You should include standard terms that you’re used to seeing in regular lease agreements, such as the legal names of the parties to the agreement, dates of the rental period, rental price, payment methods, payment schedule, and whether or not utilities are included. You should also include terms about the security deposit (how much it is; when it is due; for which types of damages you will use the security deposit; or, if it goes unused, under what circumstances you will return the deposit).
Including rules for the tenants’ stay is also prudent. For instance, if you want to prohibit pets or smoking, you can state these prohibitions in your short-term rental agreement. Also include language about the condition of the property – ideally, tenants should leave your home the way they found it.
Short-term rental agreements should also contain language about cancellations. If a potential short-term tenant signs your agreement and then cancels after a certain point, you may not be able to fill the unexpected vacancy. Drafting a strong cancellation policy that enables you to charge a cancellation fee, for example, provides you with protection from pecuniary losses.
While there are free short-term rental agreements available online, it’s always best practice to have a real estate lawyer review your agreement to make sure that it complies with local law and to ensure that you haven’t left out any important considerations.
Choosing the most appropriate ownership structure for your U.S. vacation property can be a challenge. Some considerations to think about when choosing an ownership structure are probate, guardianship proceedings, tax, and liability protection.
When it comes to ownership structure options for rental properties, limited partnerships and trusts can be good choices, but you should always consult with an experienced cross-border real estate lawyer before choosing a structure, as there may be other factors related to your personal situation that necessitate using a different, more appropriate structure.
Limited partnership (“LP”) structures are often ideal for snowbirds who rent their U.S. vacation property out for part of the year. A corporation can serve as the general partner, while you can act as the limited partner.
LPs avoid costly and time-consuming probate and guardianship proceedings upon your passing, and they may avoid U.S. estate tax as well.
Since LPs are flow-through entities in the eyes of both the IRS and the CRA, tax on rental income is levied at your graduated personal rates as the limited partner.

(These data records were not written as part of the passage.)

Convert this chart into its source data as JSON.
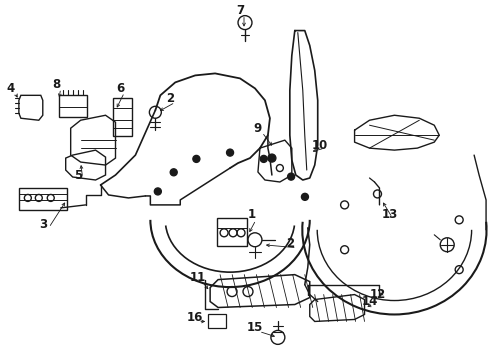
{
  "background_color": "#ffffff",
  "line_color": "#1a1a1a",
  "figsize": [
    4.9,
    3.6
  ],
  "dpi": 100
}
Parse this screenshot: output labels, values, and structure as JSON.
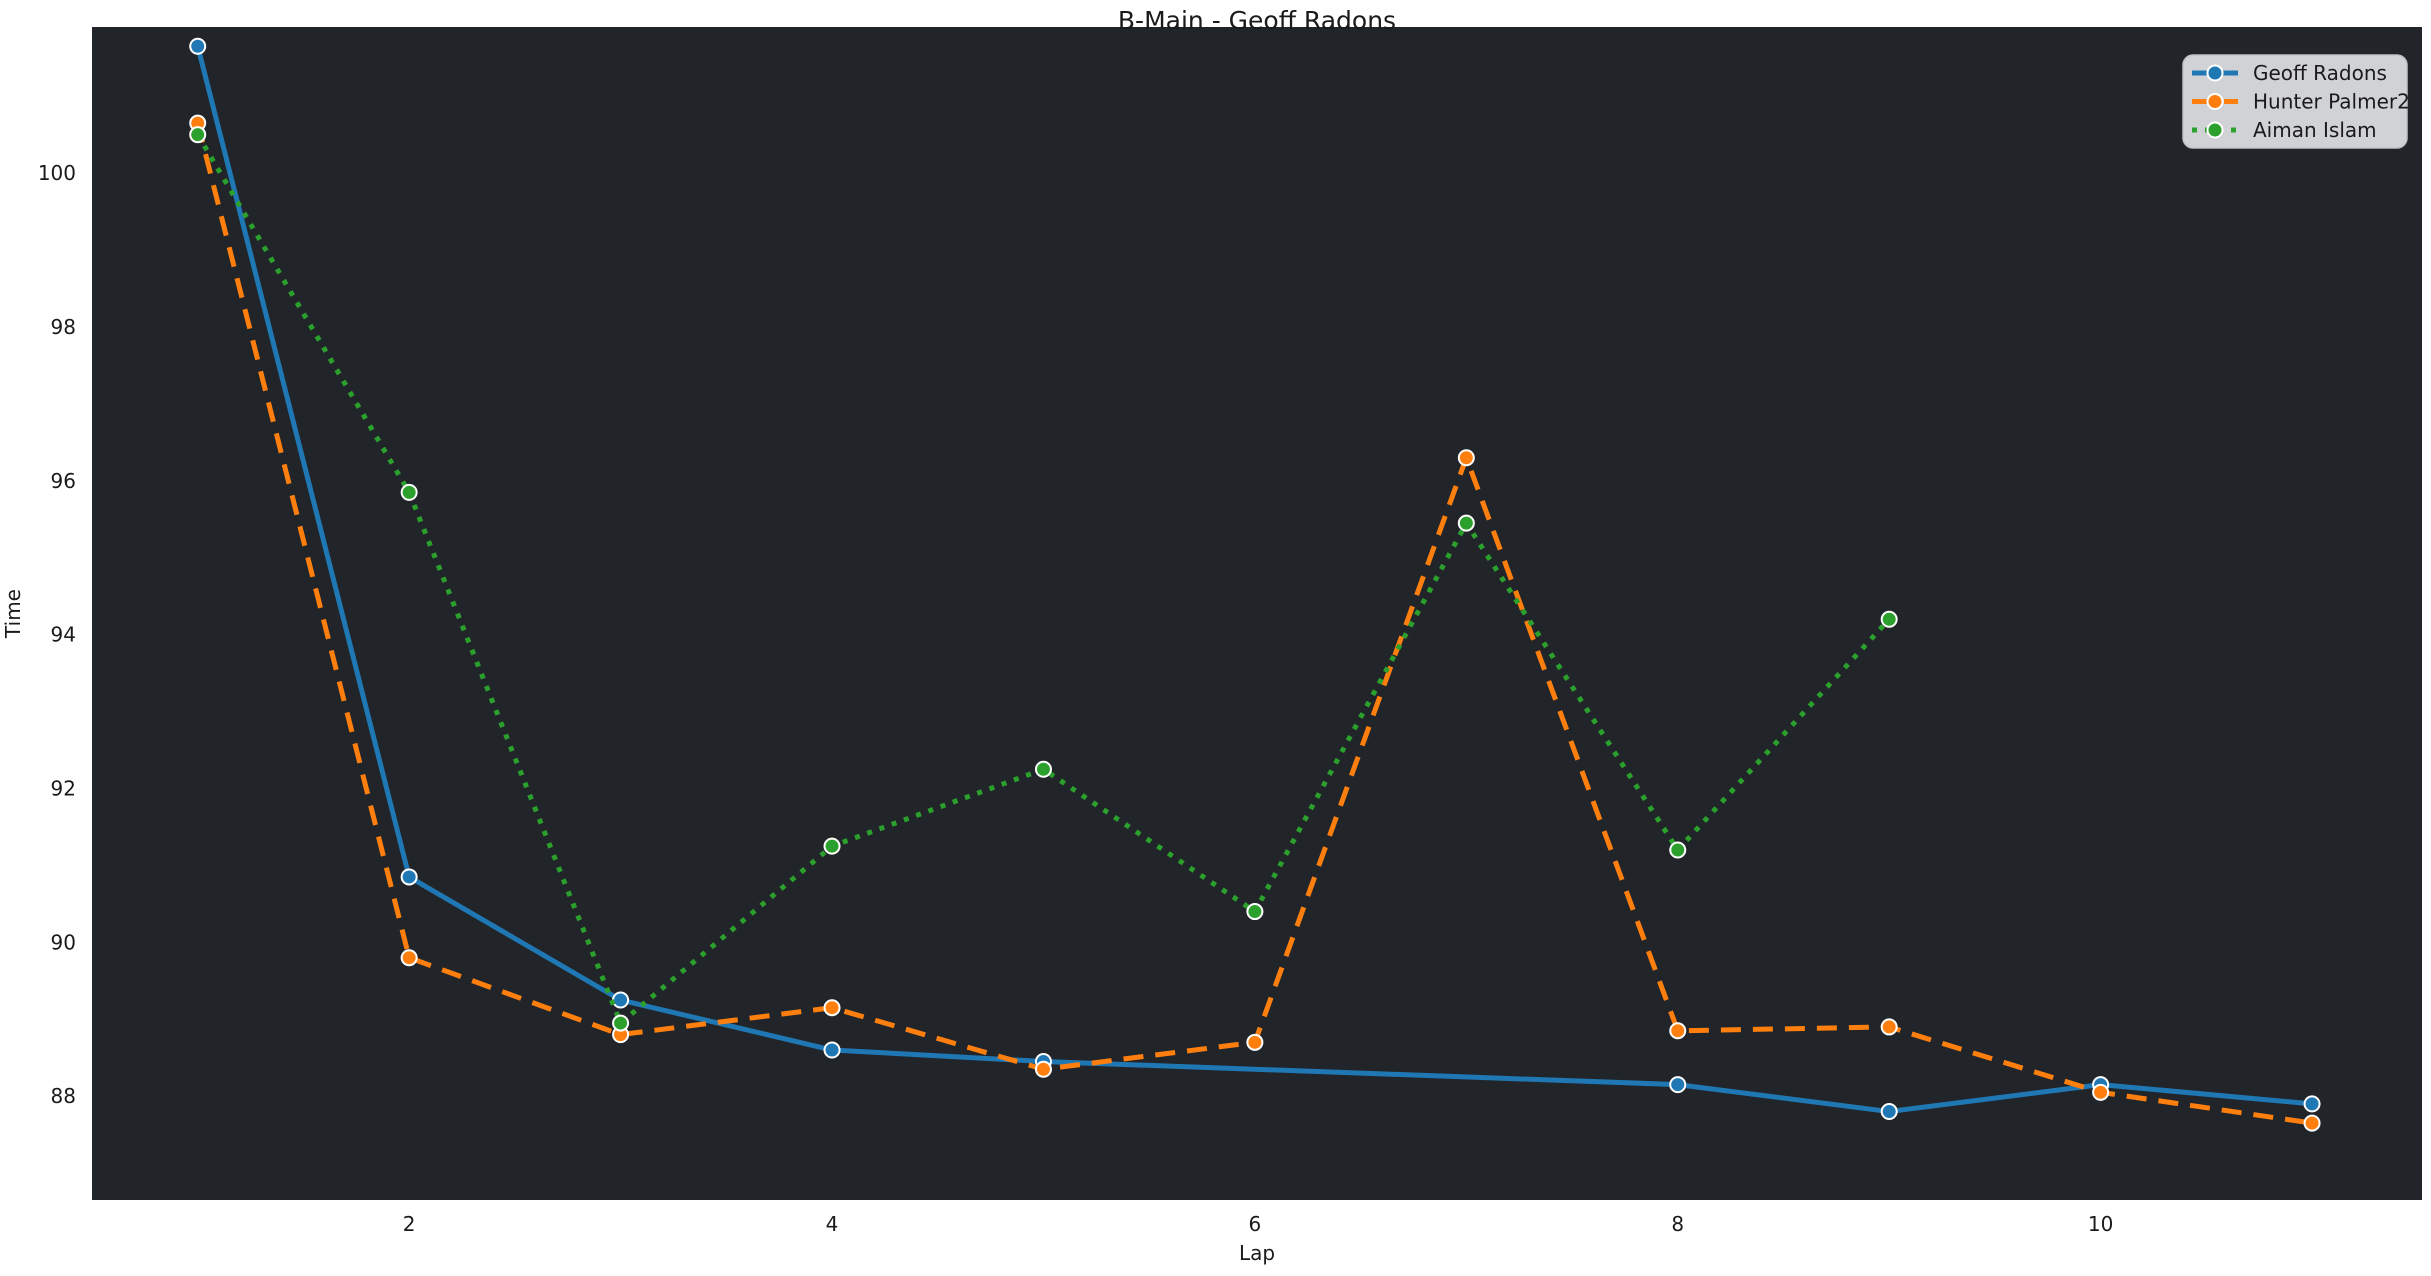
{
  "chart_data": {
    "type": "line",
    "title": "B-Main - Geoff Radons",
    "xlabel": "Lap",
    "ylabel": "Time",
    "xlim": [
      0.5,
      11.52
    ],
    "ylim": [
      86.65,
      101.9
    ],
    "xticks": [
      2,
      4,
      6,
      8,
      10
    ],
    "yticks": [
      88,
      90,
      92,
      94,
      96,
      98,
      100
    ],
    "grid": false,
    "legend": {
      "position": "upper-right"
    },
    "colors": {
      "figure_bg": "#ffffff",
      "plot_bg": "#212529",
      "text": "#1a1a1a",
      "legend_bg": "#d0d2d6",
      "legend_border": "#bfc1c5",
      "marker_edge": "#ffffff"
    },
    "series": [
      {
        "name": "Geoff Radons",
        "color": "#1f77b4",
        "line_style": "solid",
        "marker": "circle",
        "x": [
          1,
          2,
          3,
          4,
          5,
          8,
          9,
          10,
          11
        ],
        "y": [
          101.65,
          90.85,
          89.25,
          88.6,
          88.45,
          88.15,
          87.8,
          88.15,
          87.9
        ]
      },
      {
        "name": "Hunter Palmer2",
        "color": "#ff7f0e",
        "line_style": "dashed",
        "marker": "circle",
        "x": [
          1,
          2,
          3,
          4,
          5,
          6,
          7,
          8,
          9,
          10,
          11
        ],
        "y": [
          100.65,
          89.8,
          88.8,
          89.15,
          88.35,
          88.7,
          96.3,
          88.85,
          88.9,
          88.05,
          87.65
        ]
      },
      {
        "name": "Aiman Islam",
        "color": "#2ca02c",
        "line_style": "dotted",
        "marker": "circle",
        "x": [
          1,
          2,
          3,
          4,
          5,
          6,
          7,
          8,
          9
        ],
        "y": [
          100.5,
          95.85,
          88.95,
          91.25,
          92.25,
          90.4,
          95.45,
          91.2,
          94.2
        ]
      }
    ]
  }
}
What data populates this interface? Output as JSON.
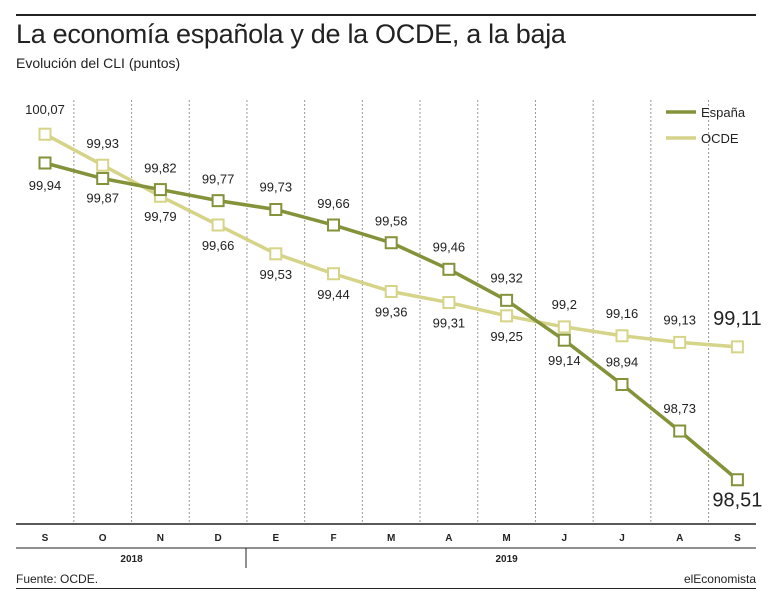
{
  "header": {
    "title": "La economía española y de la OCDE, a la baja",
    "subtitle": "Evolución del CLI (puntos)"
  },
  "footer": {
    "source": "Fuente: OCDE.",
    "brand": "elEconomista"
  },
  "colors": {
    "espana": "#84923a",
    "ocde": "#d6d488",
    "grid": "#999999",
    "text": "#222222"
  },
  "chart_data": {
    "type": "line",
    "title": "La economía española y de la OCDE, a la baja",
    "subtitle": "Evolución del CLI (puntos)",
    "categories": [
      "S",
      "O",
      "N",
      "D",
      "E",
      "F",
      "M",
      "A",
      "M",
      "J",
      "J",
      "A",
      "S"
    ],
    "year_groups": [
      {
        "label": "2018",
        "start": 0,
        "end": 3
      },
      {
        "label": "2019",
        "start": 4,
        "end": 12
      }
    ],
    "series": [
      {
        "name": "España",
        "color": "#84923a",
        "values": [
          99.94,
          99.87,
          99.82,
          99.77,
          99.73,
          99.66,
          99.58,
          99.46,
          99.32,
          99.14,
          98.94,
          98.73,
          98.51
        ],
        "labels": [
          "99,94",
          "99,87",
          "99,82",
          "99,77",
          "99,73",
          "99,66",
          "99,58",
          "99,46",
          "99,32",
          "99,14",
          "98,94",
          "98,73",
          "98,51"
        ]
      },
      {
        "name": "OCDE",
        "color": "#d6d488",
        "values": [
          100.07,
          99.93,
          99.79,
          99.66,
          99.53,
          99.44,
          99.36,
          99.31,
          99.25,
          99.2,
          99.16,
          99.13,
          99.11
        ],
        "labels": [
          "100,07",
          "99,93",
          "99,79",
          "99,66",
          "99,53",
          "99,44",
          "99,36",
          "99,31",
          "99,25",
          "99,2",
          "99,16",
          "99,13",
          "99,11"
        ]
      }
    ],
    "legend_position": "top-right",
    "grid": "vertical dashed"
  }
}
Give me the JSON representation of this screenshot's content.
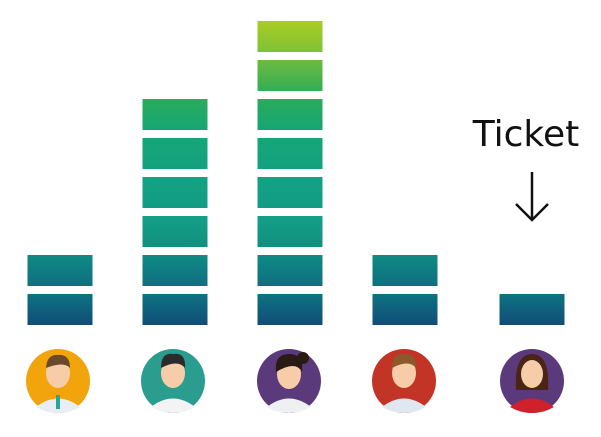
{
  "chart_data": {
    "type": "bar",
    "values": [
      2,
      6,
      8,
      2,
      1
    ],
    "annotation": "Ticket"
  }
}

Limited partners also receive foreign tax credits from the CRA for the rental income paid to the IRS, so they typically avoid double taxation.
Capital gains tax rates are also lower than other ownership structures, such as corporations.
LPs also protect your liability as the limited partner. Only the corporate general partner of your LP would be responsible for paying damages in lawsuits won by tenants.
Cross-border trusts (“CBTs”) and cross-border irrevocable trusts (“CBITs”) are also viable structures for Canadians who own U.S. property.
CBTs avoid expensive and time-consuming probate, and they minimize U.S. estate tax consequences. CBTs also provide your heirs with creditor protection. For example, if your child inherits your U.S. vacation property through your CBT and later goes through a divorce or runs into financial trouble, their divorcing spouse and creditors won’t be able to touch this asset. Although CBTs don’t provide you with liability protection, as discussed earlier, liability insurance can bridge this gap.
CBITs avoid probate, U.S. estate tax, and provide liability protection. They can be ideal for clients who have a high-net worth and exposure to U.S. estate tax.